The Quran is never left on the floor, never placed beneath another book. It
sits, often, in a stand on the highest shelf in the room. Sometimes it is
wrapped in a cloth and when taken down and unwrapped, some Muslims kiss the
Quran. No Muslim would dream of reading their Quran on the bathroom or of
writing in it.
It
is important to realize that comparing the Quran to the Bible is not accurate.
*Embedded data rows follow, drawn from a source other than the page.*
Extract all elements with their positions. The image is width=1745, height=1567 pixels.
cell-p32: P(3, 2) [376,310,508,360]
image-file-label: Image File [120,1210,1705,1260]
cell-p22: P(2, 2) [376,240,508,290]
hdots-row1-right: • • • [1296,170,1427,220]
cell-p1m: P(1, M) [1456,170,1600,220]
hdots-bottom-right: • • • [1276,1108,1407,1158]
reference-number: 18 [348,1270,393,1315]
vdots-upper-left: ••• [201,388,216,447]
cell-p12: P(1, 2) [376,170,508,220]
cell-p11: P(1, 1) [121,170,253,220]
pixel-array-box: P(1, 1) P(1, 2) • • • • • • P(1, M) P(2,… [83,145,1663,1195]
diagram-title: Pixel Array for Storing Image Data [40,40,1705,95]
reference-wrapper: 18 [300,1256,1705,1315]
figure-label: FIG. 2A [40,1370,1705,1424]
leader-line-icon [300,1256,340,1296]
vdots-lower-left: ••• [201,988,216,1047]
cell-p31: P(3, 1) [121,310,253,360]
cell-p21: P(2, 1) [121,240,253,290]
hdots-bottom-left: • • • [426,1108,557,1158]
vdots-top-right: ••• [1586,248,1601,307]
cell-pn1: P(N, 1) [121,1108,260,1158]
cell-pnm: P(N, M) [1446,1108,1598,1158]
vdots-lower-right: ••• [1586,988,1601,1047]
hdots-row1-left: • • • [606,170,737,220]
The Quran is more accurately compared to Jesus, both believed to be the Word of
God. One in written form, one in the form of human flesh. So to compare my
treatment of the Bible to Muslims’ treatment of the Quran isn’t exact, but it
is still striking and it also causes me to consider how I treat Jesus. Do I
treasure him so reverently?
I
don’t think our treatment of scriptures or ways of approaching God need to be
the same. My dad writes all over his Bible and I have never questioned his
absolute respect for God.
Years
ago my dad left his Bible in the Louisville, Kentucky airport, at a table that
is still burned into his memory. There was no address written inside, only a
phone number. A wrong, outdated phone number. The Bible was clearly loved,
treasured, valued. Notes scribbled on nearly every page, sermon notes,
important dates, prayer requests and answers, insights from daily readings. The
person who found the Bible instantly saw how important it was to the owner,
figured out the correct phone number and address and Fed-exed it to my dad.
I
once described the condition of his Bible to a Muslim friend and her reply was,
“He must be a sheikh.” A religious teacher, because he loved God so much and
spent so much time in his word.
So
while our practices will differ, I think there is still value in growing in our
respect, in knowing that though I can wear sport pants or shorts to church, I
need to remember my low aspect before a high God. If physically washing or if
wrapping the Bible in a cloth and kissing it when we pull it down to read it,
helps us remember this, that is a beautiful thing.
Do
you think American evangelicals have lost a sense of respect for God or his
word? How do you remind yourself of God’s perfection?